3115 — Length of Stay Calculations: Effect of Algorithm Choice
Berg E (COE Palo Alto), Jackson VW
(COE Palo Alto), Holmes T
(Stanford University), Laungani K
(COE Palo Alto), Frayne SM
(COE Palo Alto)
Methodologic issues arise when investigators use episodes of inpatient Veterans Health Administration (VHA) care to calculate Length of Stay (LOS), of relevance to utilization research. We examined how application of incrementally more sophisticated algorithms refine LOS calculations in a national cohort of VHA diabetes patients.
For all VHA patients with diabetes in fiscal year (FY) 2002 (from DEPIC-Diabetes Epidemiology Cohort, N=972,203), we assembled a record-level database of all instances of FY2003 inpatient care in PTF Bed Section/Census files (Acute Care, Observation, Extended Care) (Algorithm 1); starting cohort was 111,236 patients.
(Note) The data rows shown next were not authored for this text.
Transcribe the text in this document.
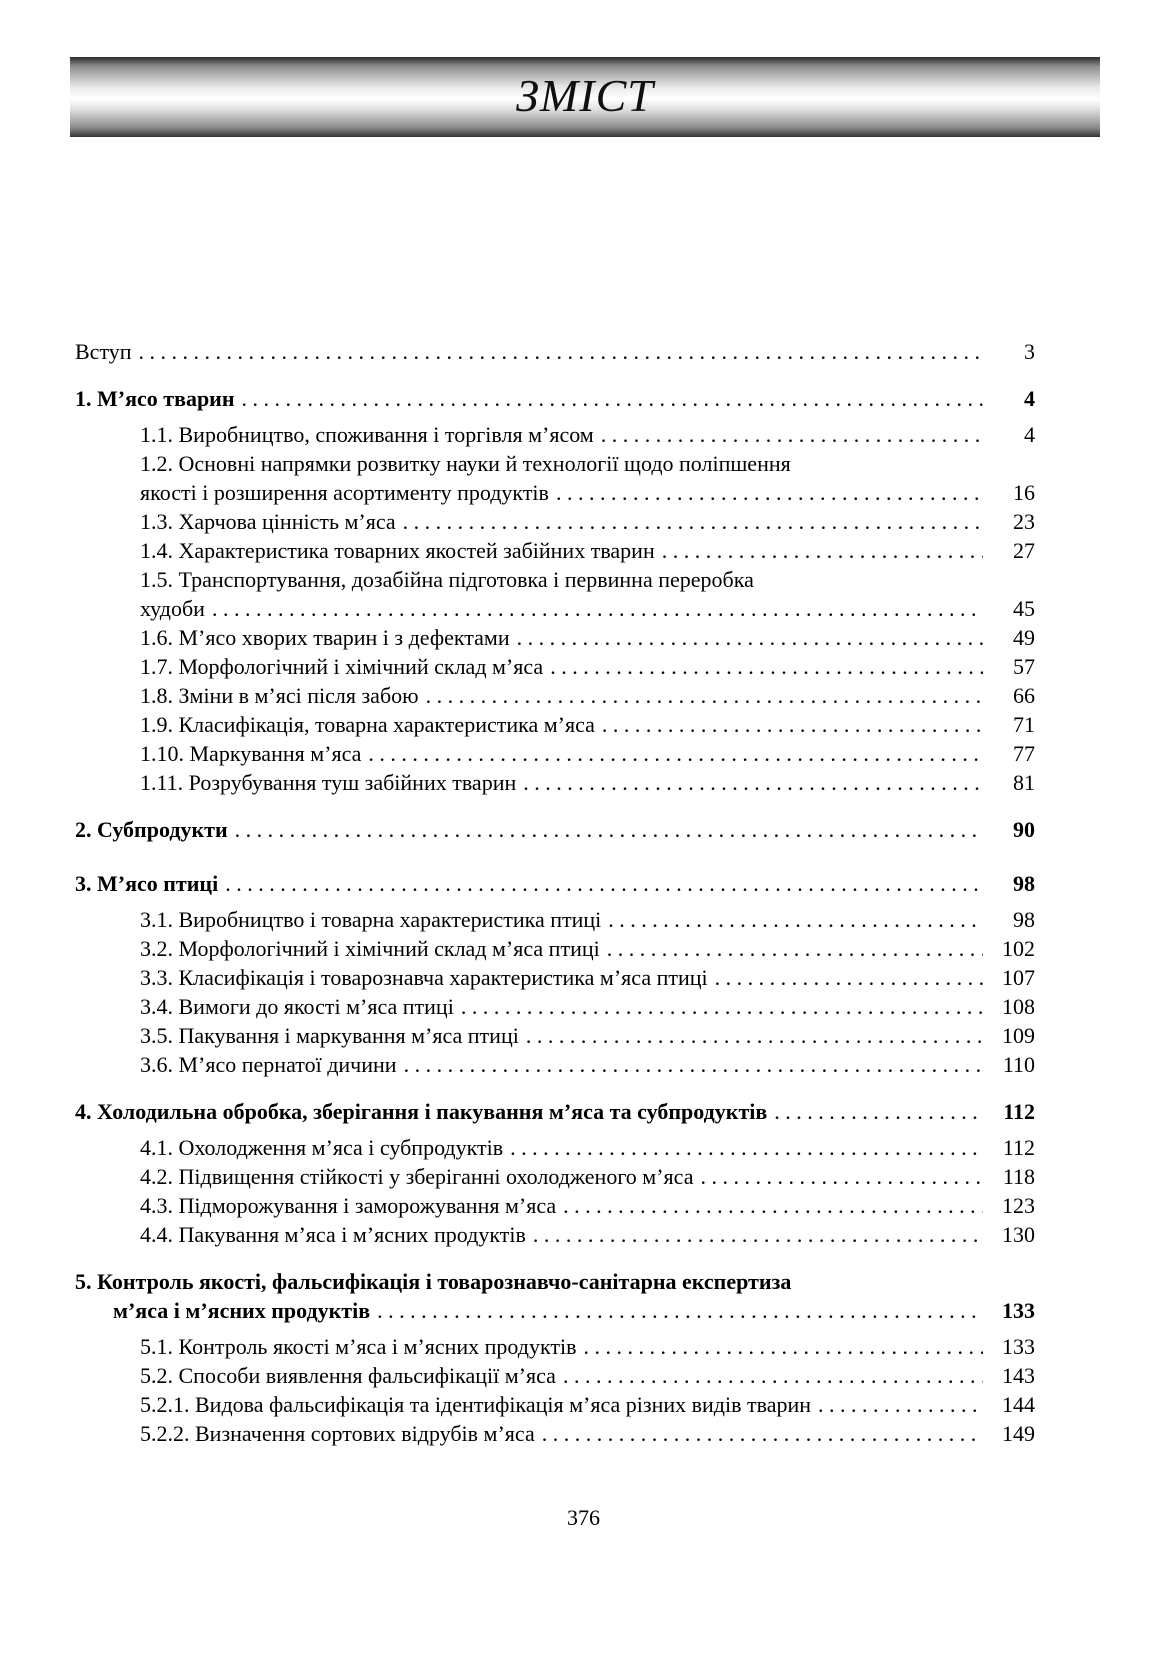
ЗМІСТ
Вступ . . .	3
1. М’ясо тварин . . .	4
1.1. Виробництво, споживання і торгівля м’ясом . . .	4
1.2. Основні напрямки розвитку науки й технології щодо поліпшення
якості і розширення асортименту продуктів . . .	16
1.3. Харчова цінність м’яса . . .	23
1.4. Характеристика товарних якостей забійних тварин . . .	27
1.5. Транспортування, дозабійна підготовка і первинна переробка
худоби . . .	45
1.6. М’ясо хворих тварин і з дефектами . . .	49
1.7. Морфологічний і хімічний склад м’яса . . .	57
1.8. Зміни в м’ясі після забою . . .	66
1.9. Класифікація, товарна характеристика м’яса . . .	71
1.10. Маркування м’яса . . .	77
1.11. Розрубування туш забійних тварин . . .	81
2. Субпродукти . . .	90
3. М’ясо птиці . . .	98
3.1. Виробництво і товарна характеристика птиці . . .	98
3.2. Морфологічний і хімічний склад м’яса птиці . . .	102
3.3. Класифікація і товарознавча характеристика м’яса птиці . . .	107
3.4. Вимоги до якості м’яса птиці . . .	108
3.5. Пакування і маркування м’яса птиці . . .	109
3.6. М’ясо пернатої дичини . . .	110
4. Холодильна обробка, зберігання і пакування м’яса та субпродуктів . . .	112
4.1. Охолодження м’яса і субпродуктів . . .	112
4.2. Підвищення стійкості у зберіганні охолодженого м’яса . . .	118
4.3. Підморожування і заморожування м’яса . . .	123
4.4. Пакування м’яса і м’ясних продуктів . . .	130
5. Контроль якості, фальсифікація і товарознавчо-санітарна експертиза
м’яса і м’ясних продуктів . . .	133
5.1. Контроль якості м’яса і м’ясних продуктів . . .	133
5.2. Способи виявлення фальсифікації м’яса . . .	143
5.2.1. Видова фальсифікація та ідентифікація м’яса різних видів тварин . . .	144
5.2.2. Визначення сортових відрубів м’яса . . .	149
376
We supplemented that file with FY2003 inpatient Non-VA Care and Fee Basis Files and with FY2003 records appearing in FY2004 or FY2005 VHA files (Algorithm 2). Finally, we excluded non-FY2003 care appearing in the combined database (Algorithm 3). We examined effect of these increasingly refined algorithms upon LOS calculations.
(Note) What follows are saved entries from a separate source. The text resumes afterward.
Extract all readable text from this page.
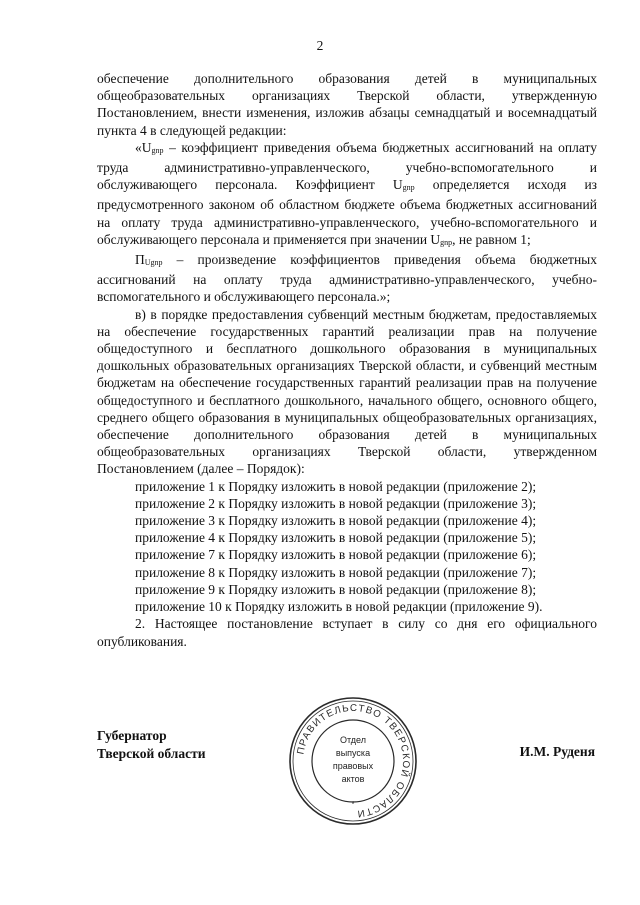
2

обеспечение дополнительного образования детей в муниципальных общеобразовательных организациях Тверской области, утвержденную Постановлением, внести изменения, изложив абзацы семнадцатый и восемнадцатый пункта 4 в следующей редакции:

«$U_{gnp}$ – коэффициент приведения объема бюджетных ассигнований на оплату труда административно-управленческого, учебно-вспомогательного и обслуживающего персонала. Коэффициент $U_{gnp}$ определяется исходя из предусмотренного законом об областном бюджете объема бюджетных ассигнований на оплату труда административно-управленческого, учебно-вспомогательного и обслуживающего персонала и применяется при значении $U_{gnp}$, не равном 1;

$П_{Ugnp}$ – произведение коэффициентов приведения объема бюджетных ассигнований на оплату труда административно-управленческого, учебно-вспомогательного и обслуживающего персонала.»;

в) в порядке предоставления субвенций местным бюджетам, предоставляемых на обеспечение государственных гарантий реализации прав на получение общедоступного и бесплатного дошкольного образования в муниципальных дошкольных образовательных организациях Тверской области, и субвенций местным бюджетам на обеспечение государственных гарантий реализации прав на получение общедоступного и бесплатного дошкольного, начального общего, основного общего, среднего общего образования в муниципальных общеобразовательных организациях, обеспечение дополнительного образования детей в муниципальных общеобразовательных организациях Тверской области, утвержденном Постановлением (далее – Порядок):

приложение 1 к Порядку изложить в новой редакции (приложение 2);

приложение 2 к Порядку изложить в новой редакции (приложение 3);

приложение 3 к Порядку изложить в новой редакции (приложение 4);

приложение 4 к Порядку изложить в новой редакции (приложение 5);

приложение 7 к Порядку изложить в новой редакции (приложение 6);

приложение 8 к Порядку изложить в новой редакции (приложение 7);

приложение 9 к Порядку изложить в новой редакции (приложение 8);

приложение 10 к Порядку изложить в новой редакции (приложение 9).

2. Настоящее постановление вступает в силу со дня его официального опубликования.

Губернатор
Тверской области	И.М. Руденя
ПРАВИТЕЛЬСТВО ТВЕРСКОЙ ОБЛАСТИ
*
Отдел
выпуска
правовых
актов
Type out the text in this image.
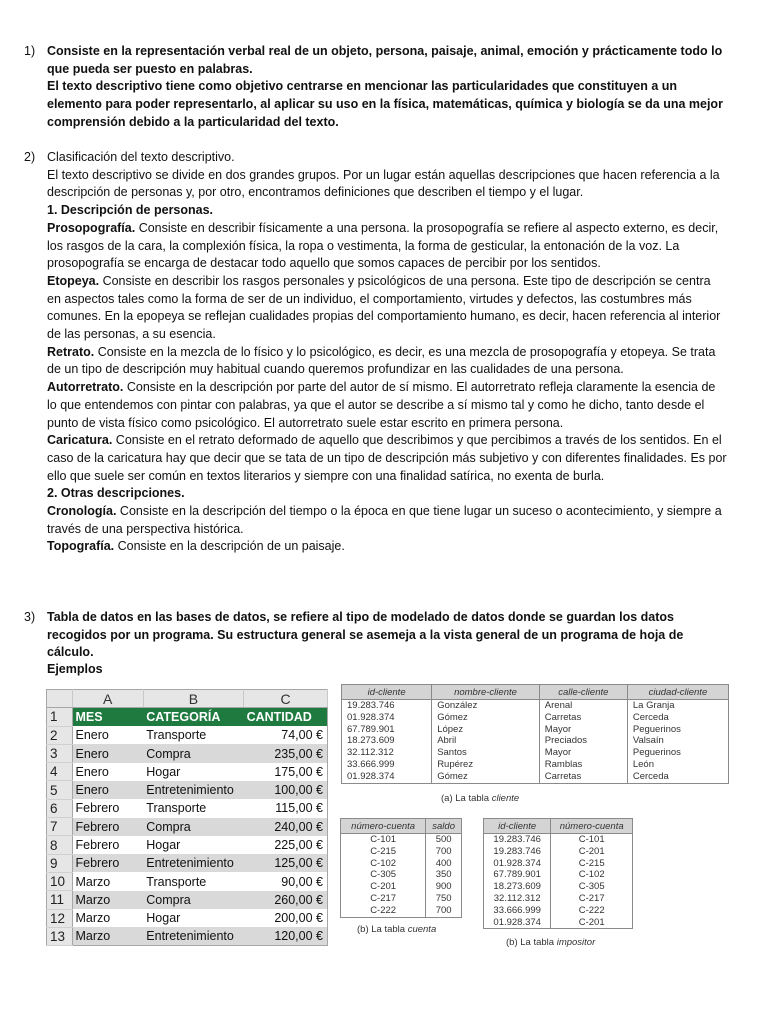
1) Consiste en la representación verbal real de un objeto, persona, paisaje, animal, emoción y prácticamente todo lo que pueda ser puesto en palabras.

El texto descriptivo tiene como objetivo centrarse en mencionar las particularidades que constituyen a un elemento para poder representarlo, al aplicar su uso en la física, matemáticas, química y biología se da una mejor comprensión debido a la particularidad del texto.

2) Clasificación del texto descriptivo.

El texto descriptivo se divide en dos grandes grupos. Por un lugar están aquellas descripciones que hacen referencia a la descripción de personas y, por otro, encontramos definiciones que describen el tiempo y el lugar.

1. Descripción de personas.

Prosopografía. Consiste en describir físicamente a una persona. la prosopografía se refiere al aspecto externo, es decir, los rasgos de la cara, la complexión física, la ropa o vestimenta, la forma de gesticular, la entonación de la voz. La prosopografía se encarga de destacar todo aquello que somos capaces de percibir por los sentidos.

Etopeya. Consiste en describir los rasgos personales y psicológicos de una persona. Este tipo de descripción se centra en aspectos tales como la forma de ser de un individuo, el comportamiento, virtudes y defectos, las costumbres más comunes. En la epopeya se reflejan cualidades propias del comportamiento humano, es decir, hacen referencia al interior de las personas, a su esencia.

Retrato. Consiste en la mezcla de lo físico y lo psicológico, es decir, es una mezcla de prosopografía y etopeya. Se trata de un tipo de descripción muy habitual cuando queremos profundizar en las cualidades de una persona.

Autorretrato. Consiste en la descripción por parte del autor de sí mismo. El autorretrato refleja claramente la esencia de lo que entendemos con pintar con palabras, ya que el autor se describe a sí mismo tal y como he dicho, tanto desde el punto de vista físico como psicológico. El autorretrato suele estar escrito en primera persona.

Caricatura. Consiste en el retrato deformado de aquello que describimos y que percibimos a través de los sentidos. En el caso de la caricatura hay que decir que se tata de un tipo de descripción más subjetivo y con diferentes finalidades. Es por ello que suele ser común en textos literarios y siempre con una finalidad satírica, no exenta de burla.

2. Otras descripciones.

Cronología. Consiste en la descripción del tiempo o la época en que tiene lugar un suceso o acontecimiento, y siempre a través de una perspectiva histórica.

Topografía. Consiste en la descripción de un paisaje.

3) Tabla de datos en las bases de datos, se refiere al tipo de modelado de datos donde se guardan los datos recogidos por un programa. Su estructura general se asemeja a la vista general de un programa de hoja de cálculo.

Ejemplos
	A	B	C
1	MES	CATEGORÍA	CANTIDAD
2	Enero	Transporte	74,00 €
3	Enero	Compra	235,00 €
4	Enero	Hogar	175,00 €
5	Enero	Entretenimiento	100,00 €
6	Febrero	Transporte	115,00 €
7	Febrero	Compra	240,00 €
8	Febrero	Hogar	225,00 €
9	Febrero	Entretenimiento	125,00 €
10	Marzo	Transporte	90,00 €
11	Marzo	Compra	260,00 €
12	Marzo	Hogar	200,00 €
13	Marzo	Entretenimiento	120,00 €
id-cliente	nombre-cliente	calle-cliente	ciudad-cliente
19.283.746	González	Arenal	La Granja
01.928.374	Gómez	Carretas	Cerceda
67.789.901	López	Mayor	Peguerinos
18.273.609	Abril	Preciados	Valsaín
32.112.312	Santos	Mayor	Peguerinos
33.666.999	Rupérez	Ramblas	León
01.928.374	Gómez	Carretas	Cerceda
(a) La tabla cliente
número-cuenta	saldo
C-101	500
C-215	700
C-102	400
C-305	350
C-201	900
C-217	750
C-222	700
(b) La tabla cuenta
id-cliente	número-cuenta
19.283.746	C-101
19.283.746	C-201
01.928.374	C-215
67.789.901	C-102
18.273.609	C-305
32.112.312	C-217
33.666.999	C-222
01.928.374	C-201
(b) La tabla impositor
Using Algorithm 1, mean total LOS per patient was 55.0 days; 2.8% had LOS > 365 days. Using Algorithm 2, mean LOS was 72.3 days; 4.4% had LOS > 365 days. Totals > 365 came from duplicate records, overlapping records (within- or between-file), and care extending prior to the first day or beyond the last day of FY2003. To address these problems, we deleted duplicate records, consolidated overlapping records into one per contiguous episode of care, and truncated admission and discharge dates at the beginning and end of FY2003, respectively. After these additional steps, Algorithm 3 revealed the 117,914 diabetic patients with at least one inpatient stay in FY2003 had mean LOS 32.8 days; none had LOS > 365 days.
Algorithm choice for identifying episodes of inpatient care alters calculated LOS. Estimates differ depending on extensiveness of record query (e.g., whether fee basis care or records appearing in subsequent-year files are considered) and how record-level problems are addressed.
Failure to include all potential data sources can lead to under-representation of care received. Failure to account for record-level data problems can cause double-counting of some care, leading to over-estimates of LOS and potentially yielding estimated stays exceeding 365 days. VHA investigators should tailor algorithms for identifying episodes of inpatient care to the study question being examined.